Per un motivo del tutto casuale (un’amica mi scrive “sono” in un messaggio, io capisco che lei è, mentre lei intendeva che altri erano), mi sono trovata a riflettere sul fatto che il verbo essere è uguale se declinato alla prima persona singolare e alla sesta plurale – tempo presente. In altre parole: “io sono”, “essi sono”.

La cosa mi è sembrata curiosa e sono andata a ricercarne le motivazioni etimologiche. Ebbene, nel sito Treccani ho trovato la seguente spiegazione: “la prima persona (io) sono viene dalla corrispondente forma latina sum. I monosillabi latini terminanti con m hanno perso la m finale già nel III secolo a. C., che si è trasformata in n nella lingua italiana antica: cum > con; sum > son. In seguito, per analogia con le altre forme verbali (canto, vedo), da son si è avuto sono. La sesta plurale latina sunt ha perso ben presto la t finale. Il passaggio dal latino sun all’italiano son è stato seguìto, in epoca romanza, da quello da son a sono, avvenuto per analogia con la forma della prima persona (io) sono, ormai affermatasi nella forma piena arrivata fino a noi.”

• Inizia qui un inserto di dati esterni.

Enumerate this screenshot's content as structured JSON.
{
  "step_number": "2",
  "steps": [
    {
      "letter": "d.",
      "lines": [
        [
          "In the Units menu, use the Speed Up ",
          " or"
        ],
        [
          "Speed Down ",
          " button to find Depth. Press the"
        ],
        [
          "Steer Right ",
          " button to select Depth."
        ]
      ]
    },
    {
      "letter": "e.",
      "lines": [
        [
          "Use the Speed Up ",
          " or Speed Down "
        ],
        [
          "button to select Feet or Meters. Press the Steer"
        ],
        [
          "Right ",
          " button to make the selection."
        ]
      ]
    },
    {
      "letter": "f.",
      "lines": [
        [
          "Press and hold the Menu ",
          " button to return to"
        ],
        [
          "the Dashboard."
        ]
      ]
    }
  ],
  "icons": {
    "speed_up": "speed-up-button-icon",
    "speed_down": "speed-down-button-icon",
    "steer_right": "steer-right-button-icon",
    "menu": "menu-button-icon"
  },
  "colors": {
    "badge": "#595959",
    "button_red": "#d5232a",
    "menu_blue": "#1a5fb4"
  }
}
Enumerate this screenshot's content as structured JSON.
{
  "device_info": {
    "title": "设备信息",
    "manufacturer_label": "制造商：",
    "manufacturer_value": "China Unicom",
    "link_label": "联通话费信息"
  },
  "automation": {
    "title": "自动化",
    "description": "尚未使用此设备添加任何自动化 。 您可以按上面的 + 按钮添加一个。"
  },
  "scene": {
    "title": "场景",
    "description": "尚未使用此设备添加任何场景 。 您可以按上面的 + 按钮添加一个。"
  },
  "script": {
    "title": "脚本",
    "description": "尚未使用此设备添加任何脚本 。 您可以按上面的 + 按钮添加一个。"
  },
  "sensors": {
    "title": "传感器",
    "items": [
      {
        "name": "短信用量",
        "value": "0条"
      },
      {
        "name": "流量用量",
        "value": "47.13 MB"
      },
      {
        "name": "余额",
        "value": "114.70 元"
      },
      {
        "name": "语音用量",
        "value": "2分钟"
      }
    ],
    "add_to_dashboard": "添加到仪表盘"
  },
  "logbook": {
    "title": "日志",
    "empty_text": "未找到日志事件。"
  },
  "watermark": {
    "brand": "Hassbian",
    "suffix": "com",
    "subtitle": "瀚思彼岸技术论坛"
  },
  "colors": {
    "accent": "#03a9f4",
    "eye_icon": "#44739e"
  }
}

Naturalmente, la spiegazione etimologica non mi è bastata. Trovo davvero strano, una autentica coincidenza (e io non credo alle coincidenze) che due forme verbali così diverse quali sum e sunt siano diventate la stessa cosa; negli altri tempi verbali questo non succede! E nemmeno con altri verbi!

Lungi dal voler io stessa dare vita ad una teoria alternativa, credo che il verbo essere e la sua forma al presente, identica per “io” e per “essi” ci offra una incredibile opportunità: sentirci – anzi, per l’esattezza, essere – parte ognuno di un tutto. Io sono, così come essi sono. Io esprimo me stessa, e lo faccio all’interno di un’orchestra in cui tutti “sono” qualcosa, in cui tutti, egualmente eppure con modalità diverse, contribuiscono a creare una sinfonia perfetta. E questo “sono”, per me, oggi, è un suggerimento sussurrato sulla consapevolezza di noi come unici e parte di un tutto indivisibile.